G0P0, 22F, stage IV endometriosis with complex L ovarian cyst, suspected adenomyosis. Excision, appendectomy, bilat saplingectomy, robotic laparascopy+cystoscopy POD 2 update :)

Strap in, folks. This is a long ass story LOL.

It started maybe 2 years ago when I one day woke up at 5am thinking that I was going to die. I presented to the ED (not mine, thank god) with 10/10 pelvic/abdominal pain thinking that something had gone drastically wrong. I was seen almost right away. After pain meds and imaging, they told me I had a cyst that likely was leaking, and to followup with my GP. That followup turned into a waiting list for a gyne / endometriosis specialist. I wasn't interested in hormones at the time, and happy to wait. Then covid resurgence threw a wrench in all that, due to people not being vaccinated or cautious and I was in and out of the ED for the same cyst issues.

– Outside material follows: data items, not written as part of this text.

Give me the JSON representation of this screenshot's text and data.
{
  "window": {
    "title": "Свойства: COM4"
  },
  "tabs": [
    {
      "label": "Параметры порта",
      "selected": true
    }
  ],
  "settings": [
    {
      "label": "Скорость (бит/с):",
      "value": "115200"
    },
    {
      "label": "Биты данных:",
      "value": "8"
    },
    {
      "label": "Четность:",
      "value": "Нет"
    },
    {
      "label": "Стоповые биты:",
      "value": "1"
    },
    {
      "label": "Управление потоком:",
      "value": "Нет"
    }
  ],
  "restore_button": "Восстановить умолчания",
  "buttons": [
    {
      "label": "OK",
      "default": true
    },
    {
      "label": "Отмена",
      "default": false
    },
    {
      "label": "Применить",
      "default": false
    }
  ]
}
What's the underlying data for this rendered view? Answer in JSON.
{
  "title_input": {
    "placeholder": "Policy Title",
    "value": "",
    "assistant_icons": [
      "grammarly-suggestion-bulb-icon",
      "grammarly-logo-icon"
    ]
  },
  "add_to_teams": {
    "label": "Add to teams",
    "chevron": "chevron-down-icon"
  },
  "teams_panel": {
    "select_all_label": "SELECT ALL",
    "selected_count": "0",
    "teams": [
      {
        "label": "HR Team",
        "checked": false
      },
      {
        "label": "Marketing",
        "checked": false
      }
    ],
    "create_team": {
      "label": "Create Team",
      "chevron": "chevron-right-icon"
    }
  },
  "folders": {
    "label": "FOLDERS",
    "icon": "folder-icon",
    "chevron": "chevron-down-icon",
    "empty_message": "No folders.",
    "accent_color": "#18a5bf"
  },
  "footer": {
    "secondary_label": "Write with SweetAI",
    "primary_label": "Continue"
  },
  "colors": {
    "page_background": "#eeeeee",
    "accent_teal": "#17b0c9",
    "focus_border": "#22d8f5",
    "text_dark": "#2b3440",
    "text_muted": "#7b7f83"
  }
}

My first gyne referral left me without words. I had an old lady boomer gyne who told me straight up that I don't have endometriosis, and that she would never ever bring a case like mine to the OR. she prescribed me useless pills and condescended me for doing research/knowing shit about women's health, despite knowing I'm an RN. Terrible gyne.

My second gyne referral was my saving grace. She is a younger practitioner, so kind, compassionate, and an endometriosis specialist. From my physical exam, she was able to feel that I had advanced implantations that needed to come out. Her care for me was truly unparalleled and honestly she restored my faith in gyne care. She also prescribed me Visanne, which is my favorite med of all time now.

My third referral was to a similarly prestigious gyne and endo clinic associated with my alma mater, but I had already signed papers for my procedure so I cancelled this appointment. Im sure my care would have been just as great here. They (i think) are the current leaders in endo care in my province.

While i waited for an OR time, I took Visanne religiously and had great results. I also cleaned up my diet, went to the gym 3-4 times a week, and tried to spend more time outdoors. I basically went from being disabled 1-2 weeks a month, to being symptom free aside from spotting initially.

Intra and peri-operatively, I received such great care from my colleagues and we exchanged many laughs as I came off the anaesthesia. My gyne even handwrote me a note to read when I got to PACU. Everything went well, but my OR time was almost doubled because of the sheer volume of endo. I have 4 keyhole incisions, some ab soreness, and gas pain, as well as a killer ventilator cough, but I'm not feeling too terrible. I remember feeling a little miffed initially that they took my appendix, but it was full of endo and that was probably the drugs talking. POD 1 definitely was the worst for nausea, and it really burned to pee after the cystoscopy.

Pooping is still a bit of a challenge, but I've been taking the fibre powder and drinking water so hopefully that resolves soon. Heating pads, cats, fiance's, and gas relief pills are a godsend!

Dms and comments are welcome! I hope my story brings someone a little bit of hope along their endo journey!!